Tuesday, October 25, 2011

Noodle Elitist

I am of German and Irish descent. If you would put me against pictures of my Irish great grandmother, you'd think it was me dressed up funny. I suppose that is why I identify with the irish side more. That, and they seem to be the fighters. My german grandmother seemed to be a victim....

What I did get from the german side of my family was my elitist noodle attitude. I can't help it. Really, I can't. The problem is... I'm right! I make better noodles then about anyone else I know... actually, my mom and I make great noodles and everyone else's are crap.

I started my noodle apprenticeship as a small child. It was my job to lightly toss the noodles to make sure that none were sticking together. If they had clumped then I was to separate them. This went on for years and years. Eventually I was allowed to cut the noodles but only if mom was pushed for time. Even then I don't think I was ever told that I did it right.

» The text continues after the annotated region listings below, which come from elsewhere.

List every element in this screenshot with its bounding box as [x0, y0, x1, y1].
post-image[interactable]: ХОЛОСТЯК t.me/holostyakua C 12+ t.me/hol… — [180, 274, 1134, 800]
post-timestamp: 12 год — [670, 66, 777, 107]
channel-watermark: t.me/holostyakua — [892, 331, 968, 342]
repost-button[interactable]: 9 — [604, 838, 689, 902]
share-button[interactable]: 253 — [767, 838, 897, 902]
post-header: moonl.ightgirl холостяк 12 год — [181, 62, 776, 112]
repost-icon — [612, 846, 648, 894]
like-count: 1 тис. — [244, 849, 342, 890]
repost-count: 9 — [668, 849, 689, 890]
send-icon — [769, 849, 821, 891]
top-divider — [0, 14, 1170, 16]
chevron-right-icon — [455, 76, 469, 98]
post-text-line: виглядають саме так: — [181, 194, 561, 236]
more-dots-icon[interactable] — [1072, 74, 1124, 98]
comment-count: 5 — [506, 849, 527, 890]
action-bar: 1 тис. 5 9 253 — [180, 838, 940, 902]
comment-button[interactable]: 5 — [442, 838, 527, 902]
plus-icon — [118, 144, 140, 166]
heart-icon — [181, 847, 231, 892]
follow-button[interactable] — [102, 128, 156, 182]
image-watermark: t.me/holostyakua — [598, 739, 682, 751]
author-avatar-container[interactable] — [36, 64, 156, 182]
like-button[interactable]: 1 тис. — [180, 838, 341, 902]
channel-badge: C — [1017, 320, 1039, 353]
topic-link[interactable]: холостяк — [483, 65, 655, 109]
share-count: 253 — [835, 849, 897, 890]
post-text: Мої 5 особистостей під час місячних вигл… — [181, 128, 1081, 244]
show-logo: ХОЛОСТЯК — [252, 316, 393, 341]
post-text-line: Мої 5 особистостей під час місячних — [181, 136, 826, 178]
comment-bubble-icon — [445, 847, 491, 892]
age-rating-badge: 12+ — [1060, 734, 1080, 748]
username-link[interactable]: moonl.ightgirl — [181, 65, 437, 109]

I rolled a few times. I was never allowed to roll to completion. Mom was never happy with my rolling job "You need to roll that dough until you can read a newspaper through it!"

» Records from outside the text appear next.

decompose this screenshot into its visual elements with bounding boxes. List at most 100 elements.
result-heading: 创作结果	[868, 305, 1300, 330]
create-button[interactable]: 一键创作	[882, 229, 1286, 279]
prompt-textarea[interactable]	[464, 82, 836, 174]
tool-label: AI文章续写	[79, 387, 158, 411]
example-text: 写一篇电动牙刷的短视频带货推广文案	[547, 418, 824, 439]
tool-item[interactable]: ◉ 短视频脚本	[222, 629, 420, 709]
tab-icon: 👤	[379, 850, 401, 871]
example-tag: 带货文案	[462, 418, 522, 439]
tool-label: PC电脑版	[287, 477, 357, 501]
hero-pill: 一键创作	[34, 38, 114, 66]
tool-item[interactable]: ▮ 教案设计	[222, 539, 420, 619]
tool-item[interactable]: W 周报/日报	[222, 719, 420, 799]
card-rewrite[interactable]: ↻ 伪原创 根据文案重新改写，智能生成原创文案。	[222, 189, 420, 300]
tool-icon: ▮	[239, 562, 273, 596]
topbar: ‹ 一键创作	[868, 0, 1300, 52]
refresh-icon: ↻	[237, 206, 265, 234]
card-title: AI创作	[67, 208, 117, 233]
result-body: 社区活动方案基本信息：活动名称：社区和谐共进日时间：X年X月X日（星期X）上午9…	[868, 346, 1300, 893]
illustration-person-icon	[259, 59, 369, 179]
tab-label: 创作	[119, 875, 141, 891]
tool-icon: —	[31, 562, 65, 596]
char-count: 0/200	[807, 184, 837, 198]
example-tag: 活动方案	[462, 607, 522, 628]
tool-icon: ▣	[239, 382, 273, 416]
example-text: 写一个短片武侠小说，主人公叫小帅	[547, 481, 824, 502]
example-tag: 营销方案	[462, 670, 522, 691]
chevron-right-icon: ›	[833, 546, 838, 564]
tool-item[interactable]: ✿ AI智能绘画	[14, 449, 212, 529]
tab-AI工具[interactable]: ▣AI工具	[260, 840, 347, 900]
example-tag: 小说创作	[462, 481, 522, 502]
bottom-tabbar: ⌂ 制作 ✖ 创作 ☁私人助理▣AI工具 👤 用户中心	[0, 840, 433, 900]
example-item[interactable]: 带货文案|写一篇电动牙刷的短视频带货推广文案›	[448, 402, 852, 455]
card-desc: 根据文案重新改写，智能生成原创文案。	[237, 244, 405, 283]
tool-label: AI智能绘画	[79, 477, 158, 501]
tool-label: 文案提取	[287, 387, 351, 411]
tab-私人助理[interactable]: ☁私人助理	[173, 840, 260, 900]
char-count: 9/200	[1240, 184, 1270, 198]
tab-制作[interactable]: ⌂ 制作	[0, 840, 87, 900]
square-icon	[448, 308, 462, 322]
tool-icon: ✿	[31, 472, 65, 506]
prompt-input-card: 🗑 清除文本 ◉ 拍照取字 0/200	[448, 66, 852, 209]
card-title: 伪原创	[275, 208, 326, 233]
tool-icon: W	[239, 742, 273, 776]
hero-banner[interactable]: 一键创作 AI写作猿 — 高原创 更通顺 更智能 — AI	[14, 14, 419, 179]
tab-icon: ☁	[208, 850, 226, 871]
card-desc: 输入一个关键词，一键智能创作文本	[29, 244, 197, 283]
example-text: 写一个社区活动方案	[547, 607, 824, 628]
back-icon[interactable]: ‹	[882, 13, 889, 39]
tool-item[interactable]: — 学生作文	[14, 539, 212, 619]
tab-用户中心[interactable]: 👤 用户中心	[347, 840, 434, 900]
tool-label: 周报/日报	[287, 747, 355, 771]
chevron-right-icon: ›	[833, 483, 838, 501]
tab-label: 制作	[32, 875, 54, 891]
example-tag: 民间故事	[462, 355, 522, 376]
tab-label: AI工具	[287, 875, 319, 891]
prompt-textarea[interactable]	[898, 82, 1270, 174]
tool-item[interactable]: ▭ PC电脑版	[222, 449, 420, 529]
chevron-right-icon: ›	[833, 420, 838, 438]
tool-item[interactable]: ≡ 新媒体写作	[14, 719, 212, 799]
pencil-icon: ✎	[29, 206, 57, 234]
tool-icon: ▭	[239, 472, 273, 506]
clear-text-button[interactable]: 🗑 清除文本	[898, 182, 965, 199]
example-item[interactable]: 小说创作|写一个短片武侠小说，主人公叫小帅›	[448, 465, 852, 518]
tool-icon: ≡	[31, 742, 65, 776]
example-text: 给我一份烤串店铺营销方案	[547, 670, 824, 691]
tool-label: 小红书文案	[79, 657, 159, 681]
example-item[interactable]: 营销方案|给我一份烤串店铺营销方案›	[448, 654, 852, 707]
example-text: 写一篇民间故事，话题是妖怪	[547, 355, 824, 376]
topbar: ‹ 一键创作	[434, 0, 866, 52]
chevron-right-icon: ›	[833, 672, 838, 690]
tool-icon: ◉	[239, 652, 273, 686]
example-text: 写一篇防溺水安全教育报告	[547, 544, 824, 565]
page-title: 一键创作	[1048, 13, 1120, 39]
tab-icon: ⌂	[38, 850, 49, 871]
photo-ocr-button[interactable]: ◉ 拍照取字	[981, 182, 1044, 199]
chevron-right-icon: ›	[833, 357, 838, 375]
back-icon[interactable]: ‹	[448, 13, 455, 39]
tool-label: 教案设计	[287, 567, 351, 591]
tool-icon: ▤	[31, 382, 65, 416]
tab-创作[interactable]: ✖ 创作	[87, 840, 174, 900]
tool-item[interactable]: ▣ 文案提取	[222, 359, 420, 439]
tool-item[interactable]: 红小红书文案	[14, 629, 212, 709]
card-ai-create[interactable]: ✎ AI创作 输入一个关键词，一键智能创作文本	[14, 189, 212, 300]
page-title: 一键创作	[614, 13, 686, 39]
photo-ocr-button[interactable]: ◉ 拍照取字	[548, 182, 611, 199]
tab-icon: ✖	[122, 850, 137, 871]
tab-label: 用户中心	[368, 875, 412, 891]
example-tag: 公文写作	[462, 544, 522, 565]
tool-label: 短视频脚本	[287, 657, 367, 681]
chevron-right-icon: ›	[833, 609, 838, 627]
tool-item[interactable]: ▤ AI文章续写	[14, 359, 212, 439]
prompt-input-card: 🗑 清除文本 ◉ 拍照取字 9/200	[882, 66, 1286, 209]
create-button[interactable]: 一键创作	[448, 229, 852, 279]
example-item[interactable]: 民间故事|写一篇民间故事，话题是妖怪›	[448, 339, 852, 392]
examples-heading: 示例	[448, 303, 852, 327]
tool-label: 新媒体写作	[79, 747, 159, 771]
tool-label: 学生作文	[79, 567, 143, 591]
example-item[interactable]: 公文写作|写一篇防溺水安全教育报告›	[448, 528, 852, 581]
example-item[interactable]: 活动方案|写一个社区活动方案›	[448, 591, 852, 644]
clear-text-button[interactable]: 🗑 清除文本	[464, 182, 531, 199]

Well, now I have more weight to put behind my rolling pin. I have a lot more muscle in my arms and, in general, more ooomph! While you may not in reality be able to read a newspaper through my dough, you can certainly tell there is print on the page! My noodles are rich and eggy and thin enough to take on the flavors of the broth. They are, in a word... excellent.

The thick, pasty, floury, under cooked noodle is the bane of the world! Those who dare should cry out against it. It should be stamped out whenever it is encountered... or at least, fed to the dog. The dog doesn't seem to care. The dog isn't a noodle elitist.